- Sample Concept GAN using y=x^2 distribution
- DCGAN using class implementation - MNIST (number classification)
- Easy to understand GAN - MNIST (number classification)
- pokeGAN
Using BC4 for training (do not use your CPU), any other cloud provider e.g. EC2 will suffice also
Discriminative learns p(y|x) directly, to learn the boundary between the given classes (is this real or fake). Generator models p(y),p(x|y) then derives the posterior to learn the distribution via Bayes Rule.
When a prediction is made we compute an error value, this allows us to optimize by minimizing the loss function (e.g. using the Gradient Descent Strategy) GSD computes and updates the gradient values of each network (G & D) which impprove over time, until the disciminator shouldn't be able to tell what's real and what's fake.
Discriminator is a bonary classifier here (real or fake data), so we can assign labels in our network architetcure (Supervised Learning). When there exists a Supervised Learning Problem one can use Backpropogation.

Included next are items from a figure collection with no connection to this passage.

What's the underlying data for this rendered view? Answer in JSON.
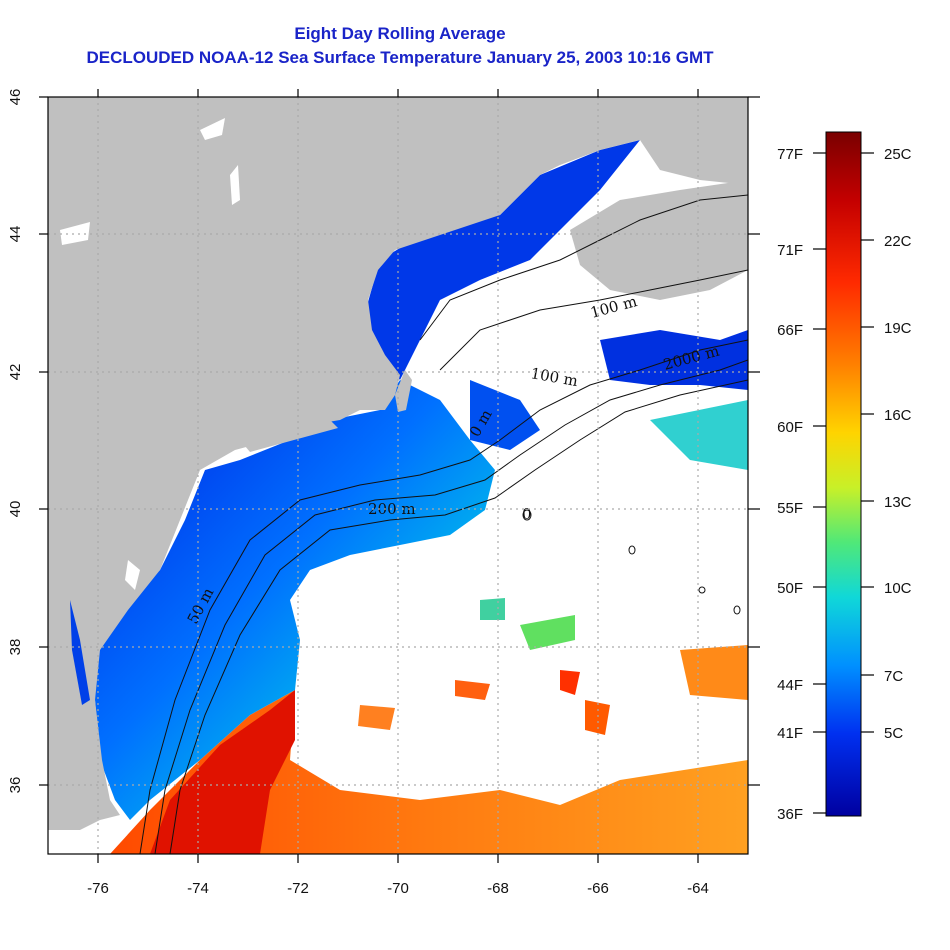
{
  "title": "Eight Day Rolling Average",
  "subtitle": "DECLOUDED NOAA-12 Sea Surface Temperature January 25, 2003 10:16 GMT",
  "map": {
    "lon_range": [
      -77,
      -63
    ],
    "lat_range": [
      35,
      46
    ],
    "x_ticks": [
      "-76",
      "-74",
      "-72",
      "-70",
      "-68",
      "-66",
      "-64"
    ],
    "y_ticks": [
      "36",
      "38",
      "40",
      "42",
      "44",
      "46"
    ],
    "gridlines": "dotted",
    "land_color": "#c0c0c0",
    "cloud_color": "#ffffff",
    "contour_labels": [
      "50 m",
      "200 m",
      "100 m",
      "100 m",
      "2000 m",
      "0 m",
      "0"
    ]
  },
  "colorbar": {
    "fahrenheit_labels": [
      "77F",
      "71F",
      "66F",
      "60F",
      "55F",
      "50F",
      "44F",
      "41F",
      "36F"
    ],
    "celsius_labels": [
      "25C",
      "22C",
      "19C",
      "16C",
      "13C",
      "10C",
      "7C",
      "5C"
    ],
    "colors": [
      "#7a0000",
      "#c40000",
      "#ff2a00",
      "#ff8000",
      "#ffd400",
      "#c8f028",
      "#50e878",
      "#10d8d8",
      "#0090ff",
      "#0030f0",
      "#0000a0"
    ]
  }
}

Backpropogation here computes 2 different optimisation problems for the 2 newtorks. Where (as it's adversarial) there are competing against each other to maximise and minimise the error).
A DCGAN (Deep Convolutional) uses convoultional and deconvolutional instead of feed foward networks for G and D. Encouraging the use of batch normalisation, but pooling and fully hidden connected layers are negated.